You wouldn’t forget your keys very often if faced with that climb to go back to the car.
We met back up with Poppy at Point Prim lighthouse. Our intention was to paint with genuine Bay of Fundy salt water, but at low tide that meant a perilous scramble down the rocks. Poppy found a tidal pool halfway down the slope, and we settled in to watch our paints precipitate in the salt water.
The long, long marine railway at Digby.
When I was growing up, we would occasionally see a ghost image of Toronto dancing over the open water of Lake Ontario, seemingly just a few miles off shore. Fata Morgana miragesappear over open water just as in the desert. One rose above St. John’s as we painted. It only lasted a few minutes before it vanished in the haze of the horizon.
Mirage over the Bay of Fundy.
Bobbi is studying French. Our comfort stop in the woods, she told us, is called le Pipi Rustique. It’s a necessity of life and it’s frankly more difficult for women than men. “There’s an app for that,” Poppy said, and then dissolved in laughter. To me, the solution seems worse than the problem, since you then have to clean and carry it.

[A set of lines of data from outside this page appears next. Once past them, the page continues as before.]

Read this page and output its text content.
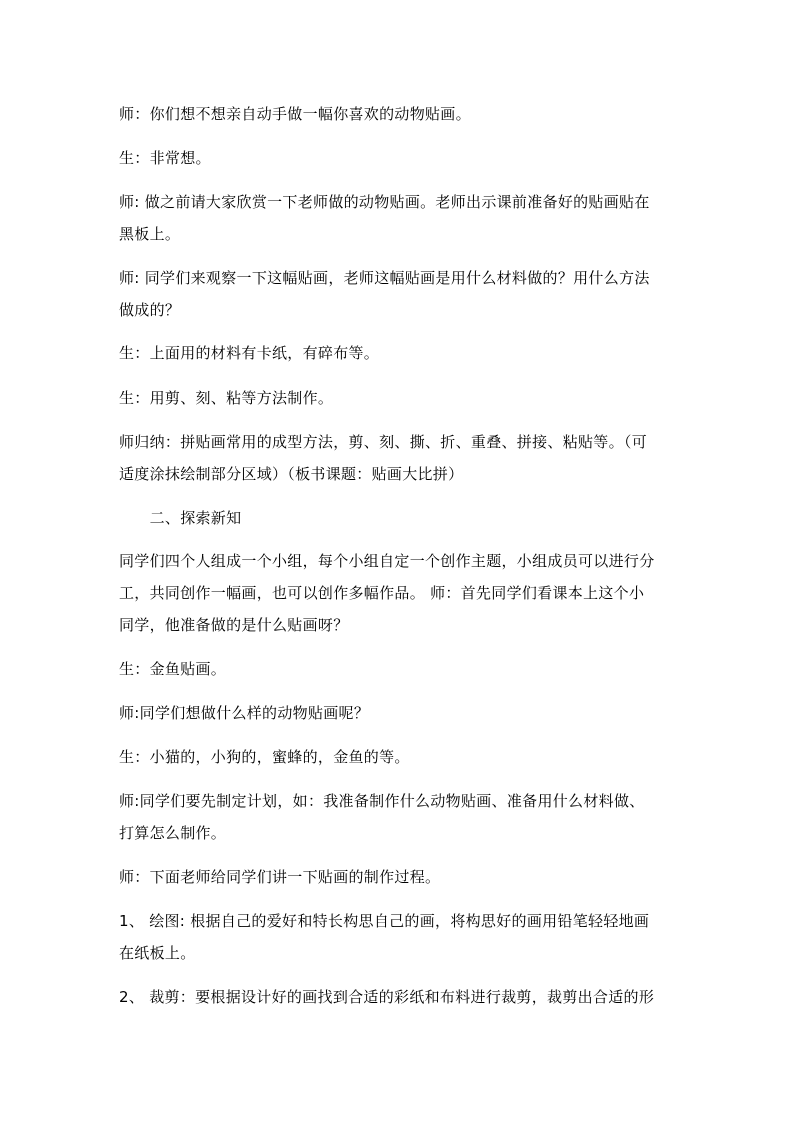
师：你们想不想亲自动手做一幅你喜欢的动物贴画。
生：非常想。
师: 做之前请大家欣赏一下老师做的动物贴画。老师出示课前准备好的贴画贴在
黑板上。
师: 同学们来观察一下这幅贴画，老师这幅贴画是用什么材料做的？用什么方法
做成的？
生：上面用的材料有卡纸，有碎布等。
生：用剪、刻、粘等方法制作。
师归纳：拼贴画常用的成型方法，剪、刻、撕、折、重叠、拼接、粘贴等。（可
适度涂抹绘制部分区域）（板书课题：贴画大比拼）
　　二、探索新知
同学们四个人组成一个小组，每个小组自定一个创作主题，小组成员可以进行分
工，共同创作一幅画，也可以创作多幅作品。 师：首先同学们看课本上这个小
同学，他准备做的是什么贴画呀？
生：金鱼贴画。
师:同学们想做什么样的动物贴画呢？
生：小猫的，小狗的，蜜蜂的，金鱼的等。
师:同学们要先制定计划，如：我准备制作什么动物贴画、准备用什么材料做、
打算怎么制作。
师：下面老师给同学们讲一下贴画的制作过程。
1、 绘图: 根据自己的爱好和特长构思自己的画，将构思好的画用铅笔轻轻地画
在纸板上。
2、 裁剪：要根据设计好的画找到合适的彩纸和布料进行裁剪，裁剪出合适的形
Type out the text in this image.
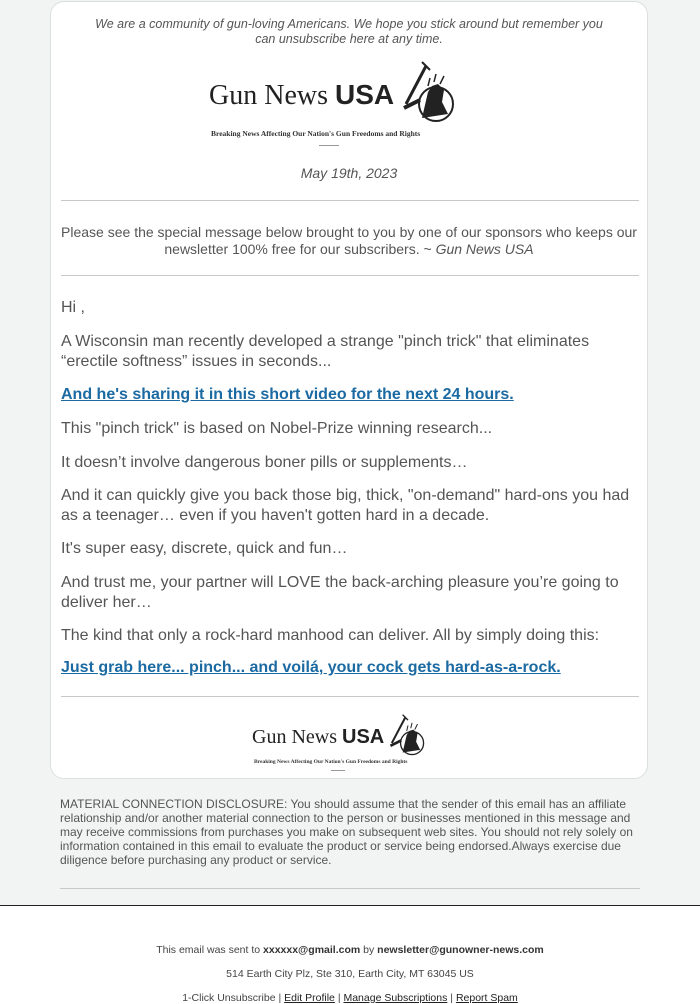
We are a community of gun-loving Americans. We hope you stick around but remember you can unsubscribe here at any time.
Gun News USA
Breaking News Affecting Our Nation's Gun Freedoms and Rights
May 19th, 2023
Please see the special message below brought to you by one of our sponsors who keeps our newsletter 100% free for our subscribers. ~ Gun News USA
Hi ,
A Wisconsin man recently developed a strange "pinch trick" that eliminates “erectile softness” issues in seconds...
And he's sharing it in this short video for the next 24 hours.
This "pinch trick" is based on Nobel-Prize winning research...
It doesn’t involve dangerous boner pills or supplements…
And it can quickly give you back those big, thick, "on-demand" hard-ons you had as a teenager… even if you haven't gotten hard in a decade.
It's super easy, discrete, quick and fun…
And trust me, your partner will LOVE the back-arching pleasure you’re going to deliver her…
The kind that only a rock-hard manhood can deliver. All by simply doing this:
Just grab here... pinch... and voilá, your cock gets hard-as-a-rock.
Gun News USA
Breaking News Affecting Our Nation's Gun Freedoms and Rights
MATERIAL CONNECTION DISCLOSURE: You should assume that the sender of this email has an affiliate relationship and/or another material connection to the person or businesses mentioned in this message and may receive commissions from purchases you make on subsequent web sites. You should not rely solely on information contained in this email to evaluate the product or service being endorsed.Always exercise due diligence before purchasing any product or service.
This email was sent to xxxxxx@gmail.com by newsletter@gunowner-news.com
514 Earth City Plz, Ste 310, Earth City, MT 63045 US
1-Click Unsubscribe | Edit Profile | Manage Subscriptions | Report Spam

Point Prim, by Carol L. Douglas
We said au revoir to Poppy and headed north along the Evangeline Trail. This traverses some peculiar geology. The Annapolis Basin itself is separated from the Bay of Fundy by a volcanic ridge that trails off into the ocean as Digby Neck. The predominant rocks are basalt. Inland, there are bright red siltstones and soils, and gypsum outcroppings.
Point Prim, by Carol L. Douglas. I do everything I’m told, including value studies.
There’s even gold. Famous Canadian prospector Edmund Horne learned his trade here, in the now-ghost town of Renfrew, Nova Scotia.
When I painted here in mid-October, I’d noticed the peculiar pink of the water, but figured it was a seasonal disturbance. It is the same color now; a lovely rose pink from sediment.
Pink waters off Parrsboro, NS.
In my hometown of Buffalo, NY, Tim Hortons coffee shops are as thick on the ground as they are in Ontario. Bobbi hadn’t had the experience, so we stopped for dinner—a chocolate-glazed doughnut for her, an apple fritter for me.
Meanwhile, Bobbi was perusing her phone. “Our hotel is 100 miles behind us, in Grand-Pré,” she said. Evidently, our booking website couldn’t distinguish between 17 miles over land and the same distance over water. But we landed in clover. The Gillespie House Inn in Parrsboro had an unexpected vacancy. It’s far more genteel than my usual road haunts, and I enjoyed every tiny luxury, including the en suite clawfoot tub.